Edward contrasted his present feelings with those which he had experienced the first night of his last return, and Ellen thought on that bitter anguish, the public shame which had been hers in that very hall, that very night three years before, and the young hearts of both the orphans were filled with warm and deep thanksgiving. The thoughts of all were composed and tranquillized when Mr. Howard ceased, and in the little time that intervened between the conclusion of the service and the family separating to their rooms, no light and frivolous converse disturbed the solemn but sad impression on the minds of each.
“I cannot part from you for the night, my dear cousin,” said Edward, somewhat archly, though in a low voice, as he approached the spot where Caroline and St. Eval stood, “without offering you my warmest congratulations on your future prospects, and without requesting an introduction from you to him, in whom I am to welcome a new relative. I have been wishing to do so all the evening, but when I was at liberty I missed you.”
Evidently pleased, Caroline looked up into St. Eval’s face, but before she could speak, the young earl had warmly pressed Edward’s hand, and answered with sincerity and kindness equal to his own. The whole party very soon afterwards dispersed.

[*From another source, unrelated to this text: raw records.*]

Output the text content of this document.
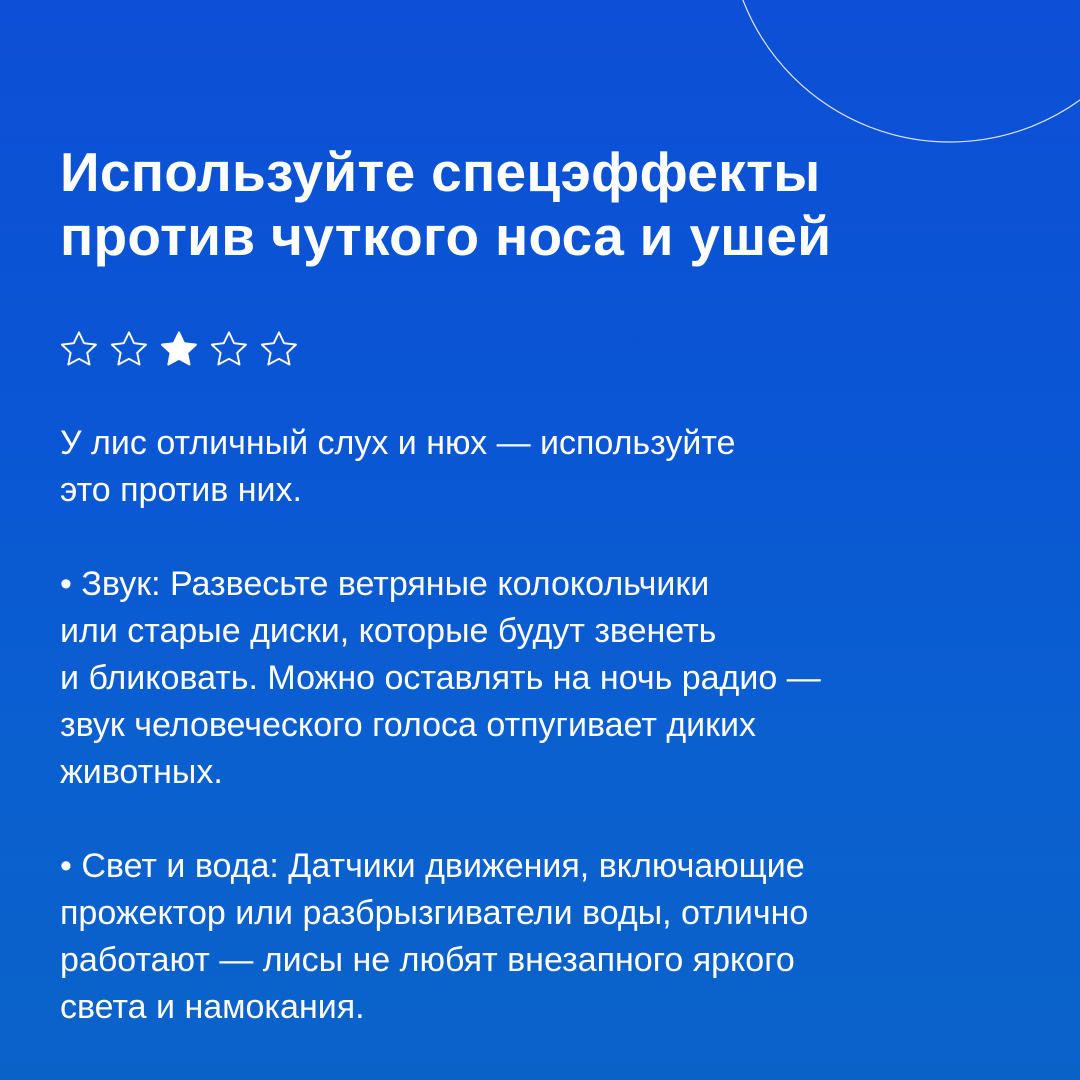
Используйте спецэффекты
против чуткого носа и ушей

У лис отличный слух и нюх — используйте
это против них.

• Звук: Развесьте ветряные колокольчики
или старые диски, которые будут звенеть
и бликовать. Можно оставлять на ночь радио —
звук человеческого голоса отпугивает диких
животных.

• Свет и вода: Датчики движения, включающие
прожектор или разбрызгиватели воды, отлично
работают — лисы не любят внезапного яркого
света и намокания.
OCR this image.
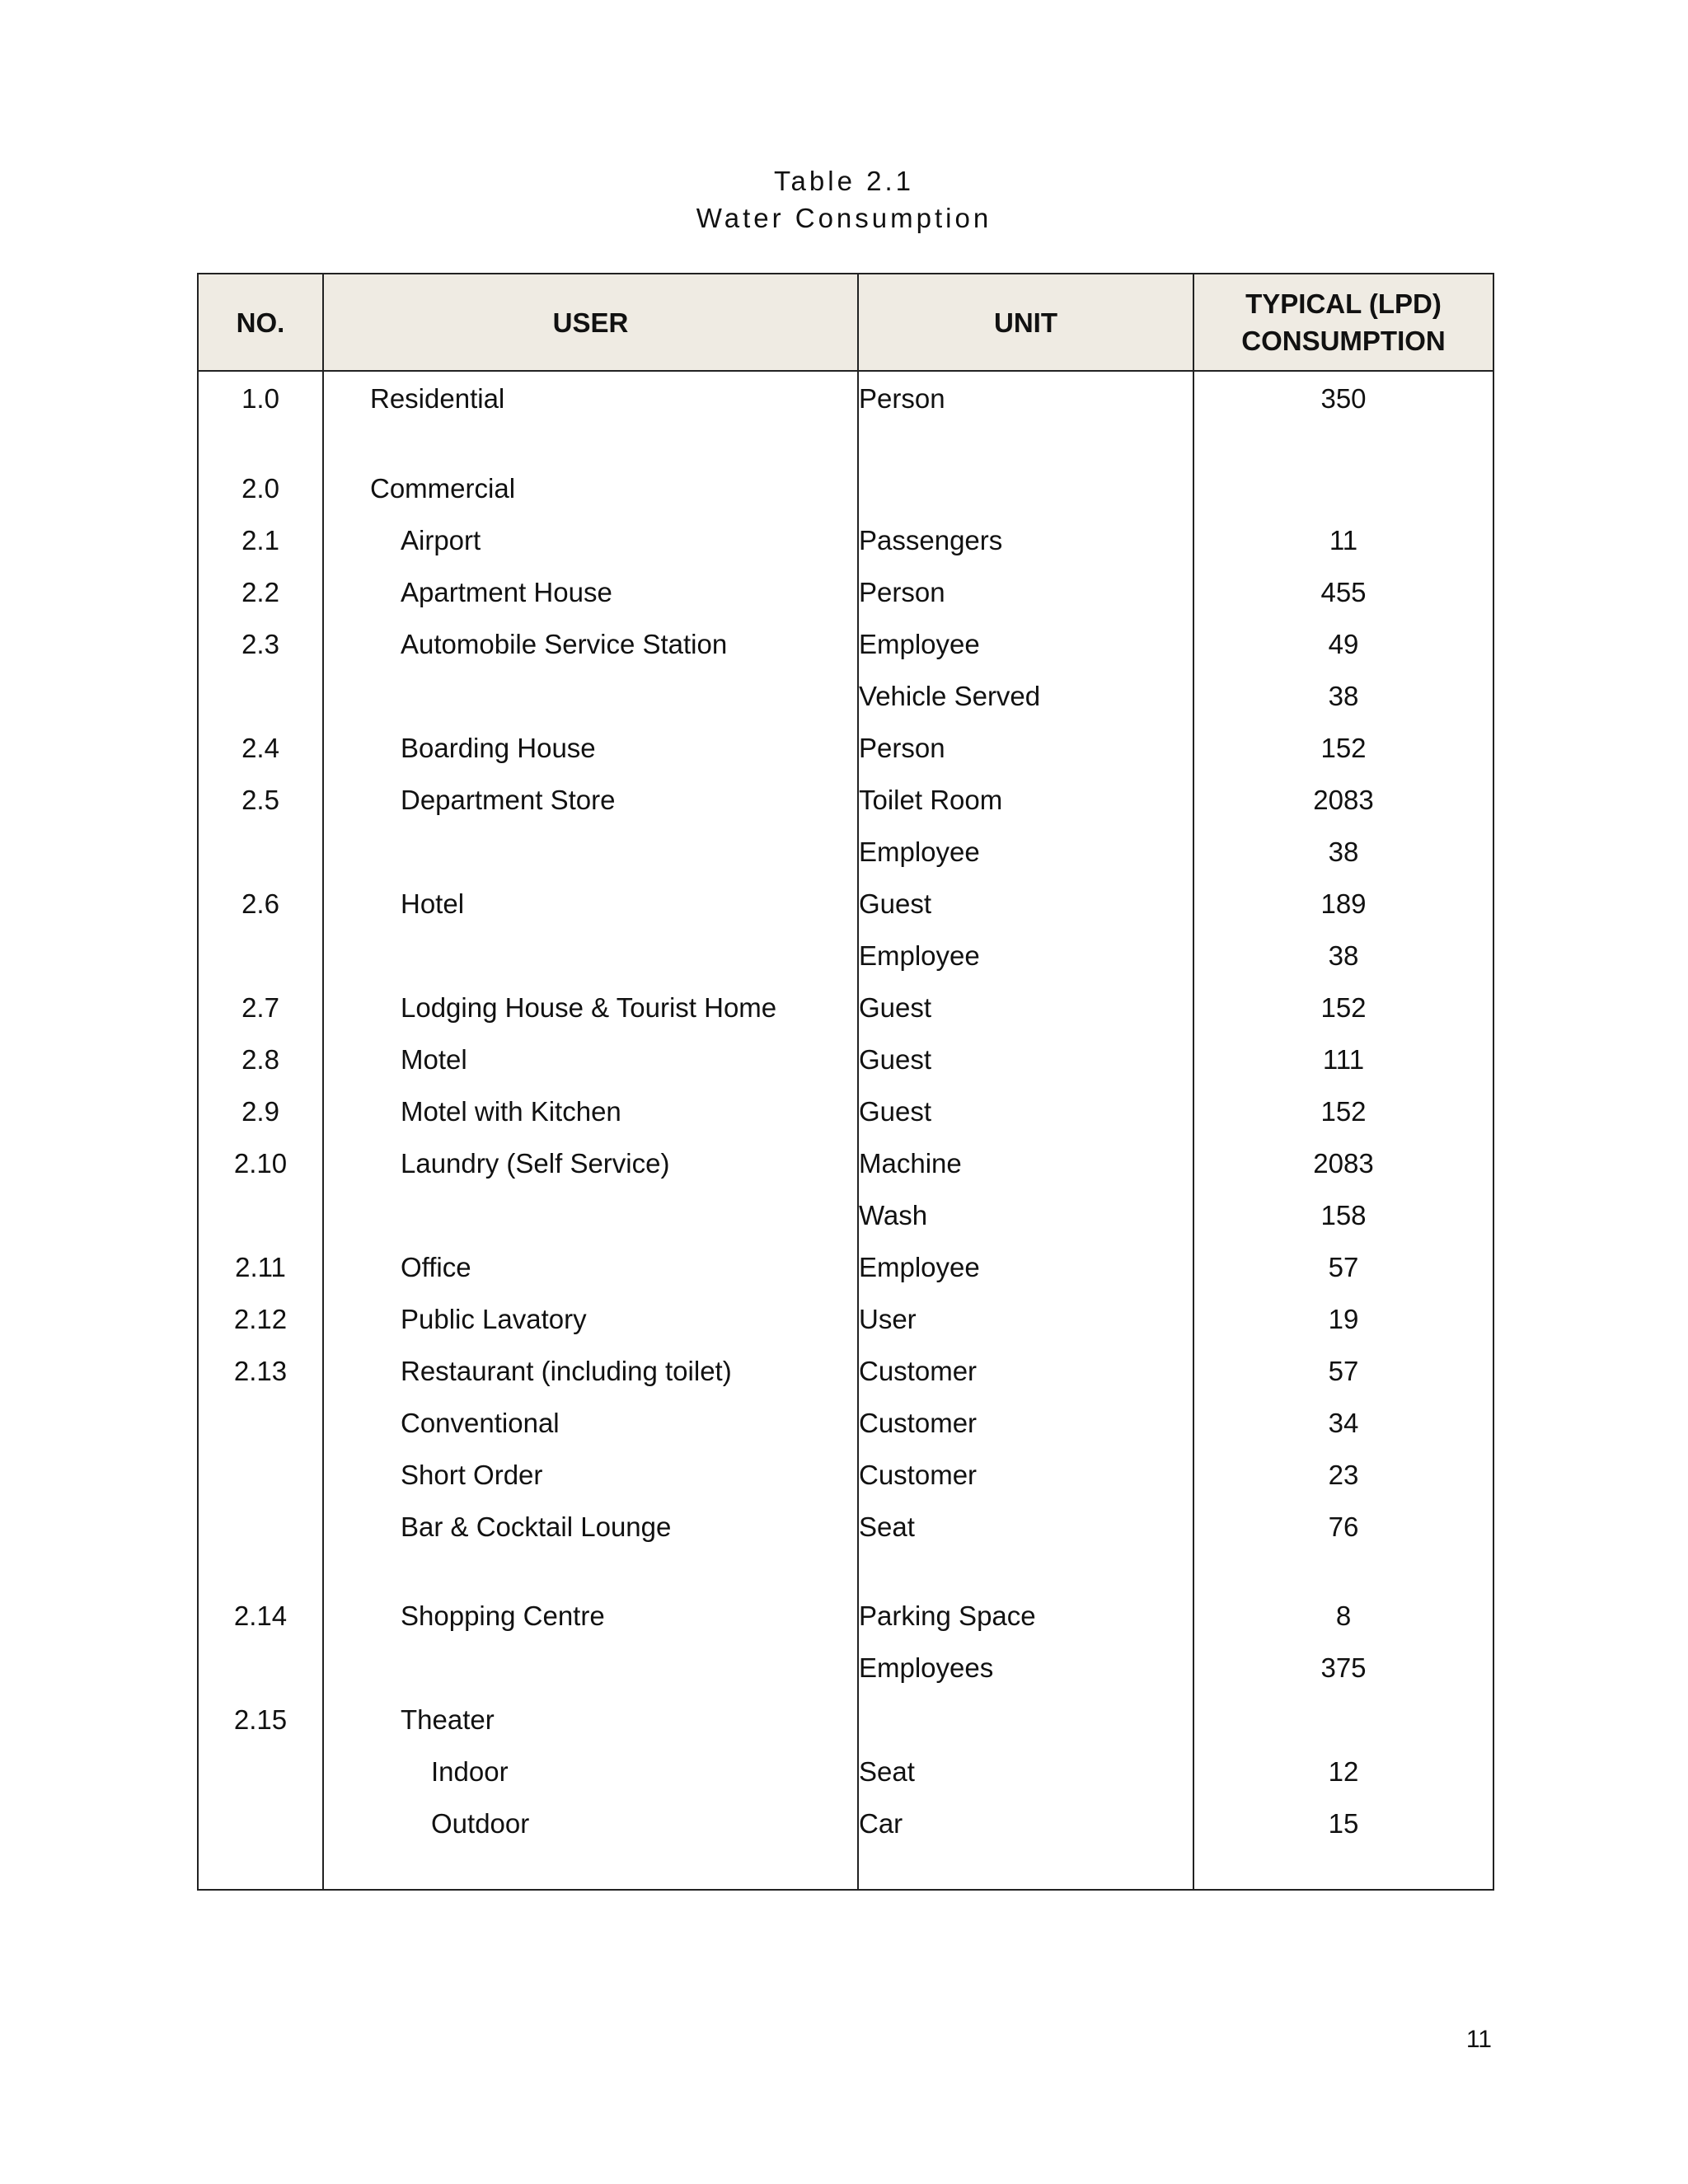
Table 2.1
Water Consumption
NO.	USER	UNIT	TYPICAL (LPD)
CONSUMPTION
1.0	Residential	Person	350

2.0	Commercial		
2.1	Airport	Passengers	11
2.2	Apartment House	Person	455
2.3	Automobile Service Station	Employee	49
		Vehicle Served	38
2.4	Boarding House	Person	152
2.5	Department Store	Toilet Room	2083
		Employee	38
2.6	Hotel	Guest	189
		Employee	38
2.7	Lodging House & Tourist Home	Guest	152
2.8	Motel	Guest	111
2.9	Motel with Kitchen	Guest	152
2.10	Laundry (Self Service)	Machine	2083
		Wash	158
2.11	Office	Employee	57
2.12	Public Lavatory	User	19
2.13	Restaurant (including toilet)	Customer	57
	Conventional	Customer	34
	Short Order	Customer	23
	Bar & Cocktail Lounge	Seat	76

2.14	Shopping Centre	Parking Space	8
		Employees	375
2.15	Theater		
	Indoor	Seat	12
	Outdoor	Car	15

11
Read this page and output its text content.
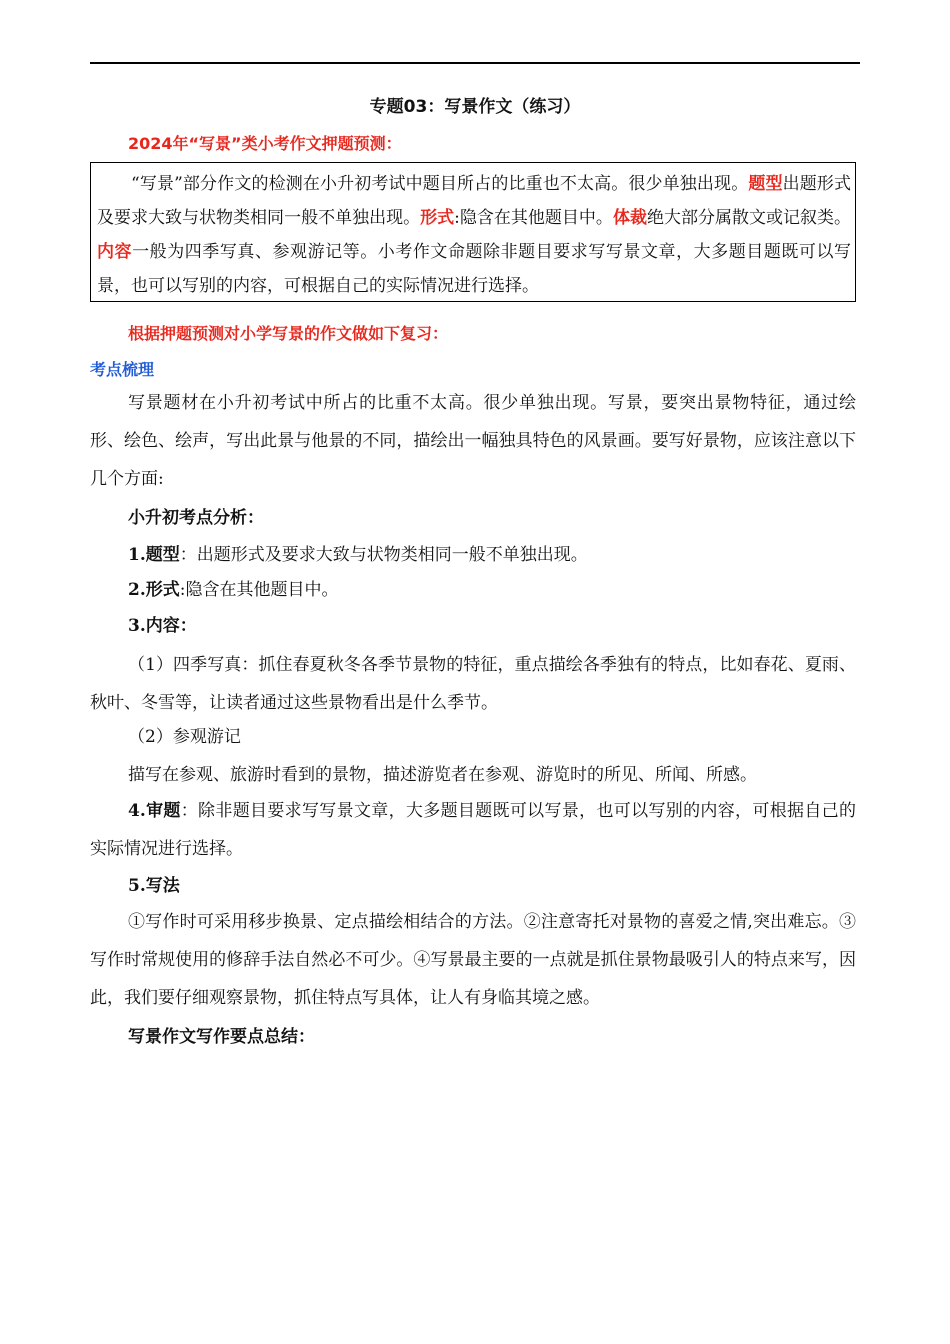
专题03：写景作文（练习）
2024年“写景”类小考作文押题预测：

“写景”部分作文的检测在小升初考试中题目所占的比重也不太高。很少单独出现。题型出题形式及要求大致与状物类相同一般不单独出现。形式:隐含在其他题目中。体裁绝大部分属散文或记叙类。内容一般为四季写真、参观游记等。小考作文命题除非题目要求写写景文章，大多题目题既可以写景，也可以写别的内容，可根据自己的实际情况进行选择。

根据押题预测对小学写景的作文做如下复习：
考点梳理

写景题材在小升初考试中所占的比重不太高。很少单独出现。写景，要突出景物特征，通过绘形、绘色、绘声，写出此景与他景的不同，描绘出一幅独具特色的风景画。要写好景物，应该注意以下几个方面:

小升初考点分析：
1.题型：出题形式及要求大致与状物类相同一般不单独出现。
2.形式:隐含在其他题目中。
3.内容：

（1）四季写真：抓住春夏秋冬各季节景物的特征，重点描绘各季独有的特点，比如春花、夏雨、秋叶、冬雪等，让读者通过这些景物看出是什么季节。

（2）参观游记
描写在参观、旅游时看到的景物，描述游览者在参观、游览时的所见、所闻、所感。

4.审题：除非题目要求写写景文章，大多题目题既可以写景，也可以写别的内容，可根据自己的实际情况进行选择。

5.写法

①写作时可采用移步换景、定点描绘相结合的方法。②注意寄托对景物的喜爱之情,突出难忘。③写作时常规使用的修辞手法自然必不可少。④写景最主要的一点就是抓住景物最吸引人的特点来写，因此，我们要仔细观察景物，抓住特点写具体，让人有身临其境之感。

写景作文写作要点总结：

Were it ours to follow our young and still, in appearance, childlike friend Emmeline Hamilton to her room that night, we should see that the smiles which had beamed around her lip had passed away, the flush on her cheek was no longer there, and one or two bright drops might have been observed slowly falling on her pale cheek, as she sat in deep musing, ere she retired to her couch. She had dismissed Fanny, alleging that she did not require her aid, and her long silky hair loosened from its confinement, hung carelessly in golden waves around her. Tears fell on her hand; she started, and flung back her tresses, looked fearfully around her, and passed her hand across her eyes, as if to check them—but ineffectually; another, and another fell; she leaned her crossed arms upon the pillow, and her head drooped on them, and she wept, wept as she had never wept before, and yet she knew not wherefore; she was sad, how deeply sad, but that young and guileless spirit knew not why. Child she was still in looks, in playfulness, in glee; a child she still believed herself, but she was no child—that age of buoyancy had fled, and Emmeline was, indeed, a woman, a thinking, feeling, ay, and loving woman.